In one of my actual day wedding assignment from earlier this year, I screwed up one of the most important shots during the wedding dinner, well almost actually. It was during the wedding dinner march of the newly wed form the entrance of the hall towards their main dining table. I set the camera settings manually to gather as much ambient light as possible, with the aid of my flash to boost up some additional fill. I considered the available dim light, and the single spot light shining on the couple. Everything went well in the first half of the walk, until somewhere in the middle of the path, the spotlight suddenly intensified and the become extremely bright. In the midst of shooting I have failed to consider the change of lighting condition to set my camera accordingly to compensate for the extra brightness due to the intensified spot lighting on the couple. The result? A disaster, overexposed image, overblown skin, and highlight clippings all over the bride's dress. When I previewed the results on E-5's LCD screen, I went "Oh SHIT !!!!!"
Thank goodness I shot the photographs all in RAW.
ISO1600, recovered by Ev compensation value -2 in Olympus Viewer RAW development.
The original image, all blown out. Mistake in manual exposure setting I have made. Critical mistake I must say. Thank goodness this was shot in RAW.
A tighter crop of the previous image to show how seriously burned out the overblown region was. In JPEG this could have been beyond salvation.
The rescued photograph. Take a close look at the maintained skin tone color, as well as the details on the white dress. This truly is impressive coming from Olympus, and shot at ISO1600.
To view more photographs from this wedding assignment, kindly go to my PORTFOLIO Page here (click).
As I got home, I loaded the Olympus Viewer software (yes I am one of the few people in the world who actually used and depended on the original bundled Olympus software, while everyone else is using Lightroom and the much more powerful Photoshop). As I come to the particular image shown in this entry, I quickly went to the exposure compensation (EV setting) and slided it down to minus 2 EV (-2 EV). To my surprise, the image did not come out too bad at all !! Do take note that the image was shot at ISO1600, and at such high ISO, the E-5 still managed to hold in the details which could be salvaged even after being OVEREXPOSED by 2 EV. I certainly did not anticipate this, and knowing I have this much flexibility, I would be shooting RAW more confidently, and trust the E-5 more. I know this camera could have done much better, but seriously, if I lower down the ISO setting, I could have achieved even more highlight retention capability with the E-5, perhaps a additional stop at ISO400 or lower. I am not greedy, and for now, this shall be more than sufficient for all my shooting needs.
I have come to realize the importance of shooting RAW especially for paid assignment and any crucial shooting sessions that require technical perfection without compromise. As much as we rely on our own ability and consistency to make sure all controls and settings are right on camera during shooting, there are times when the situations can turn out to be rather unexpected and disaster is not possibility to be overlooked.
I know how frustrating it is, having easily burned out whites at bright and harsh lighting conditions.

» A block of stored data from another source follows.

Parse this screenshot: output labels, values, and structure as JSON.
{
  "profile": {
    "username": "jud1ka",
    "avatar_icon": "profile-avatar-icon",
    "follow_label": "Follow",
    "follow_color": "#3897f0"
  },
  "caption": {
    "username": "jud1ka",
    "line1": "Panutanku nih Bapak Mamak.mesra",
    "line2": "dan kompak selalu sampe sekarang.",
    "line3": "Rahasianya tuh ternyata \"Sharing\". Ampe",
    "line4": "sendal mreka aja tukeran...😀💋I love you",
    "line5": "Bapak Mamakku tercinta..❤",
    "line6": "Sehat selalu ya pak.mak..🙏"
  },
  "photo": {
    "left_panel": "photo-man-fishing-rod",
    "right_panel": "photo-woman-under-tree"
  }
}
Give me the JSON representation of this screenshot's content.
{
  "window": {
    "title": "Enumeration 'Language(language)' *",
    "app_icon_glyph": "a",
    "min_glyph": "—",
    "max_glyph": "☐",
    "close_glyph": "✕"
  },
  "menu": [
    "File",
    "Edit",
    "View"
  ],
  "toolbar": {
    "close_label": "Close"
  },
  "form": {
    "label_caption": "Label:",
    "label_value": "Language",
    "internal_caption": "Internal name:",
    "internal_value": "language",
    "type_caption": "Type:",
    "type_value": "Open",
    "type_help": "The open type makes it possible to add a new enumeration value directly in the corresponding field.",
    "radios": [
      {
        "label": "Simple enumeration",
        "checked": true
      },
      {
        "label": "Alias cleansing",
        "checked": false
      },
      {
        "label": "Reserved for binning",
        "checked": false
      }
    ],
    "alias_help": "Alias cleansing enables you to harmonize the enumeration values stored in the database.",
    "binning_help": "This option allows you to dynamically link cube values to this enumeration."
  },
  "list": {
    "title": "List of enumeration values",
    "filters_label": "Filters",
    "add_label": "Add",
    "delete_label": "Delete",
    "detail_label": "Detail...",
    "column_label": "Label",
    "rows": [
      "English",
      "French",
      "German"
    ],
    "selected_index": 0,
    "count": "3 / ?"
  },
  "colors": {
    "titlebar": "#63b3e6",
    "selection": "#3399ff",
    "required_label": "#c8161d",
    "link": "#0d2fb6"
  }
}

Yes, it is a valid issue for most Olympus cameras, but have you tried the latest cameras from Olympus such as the DSLR E-5 and the PEN E-P3? They may not be as bad as what most Olympus haters have published all over the internet. Recently, thanks to one of my blog-friends, I have spotted a possibly FAKE image supposingly taken with the E-P3 and being used in a review site. I do think somehow the haters have gone too far to tarnish Olympus. This, shall be a story for another day, if I see the need to blog about it.
Share your thoughts on Olympus dynamic range and highlight retention issues. I know many have plenty to vent out !!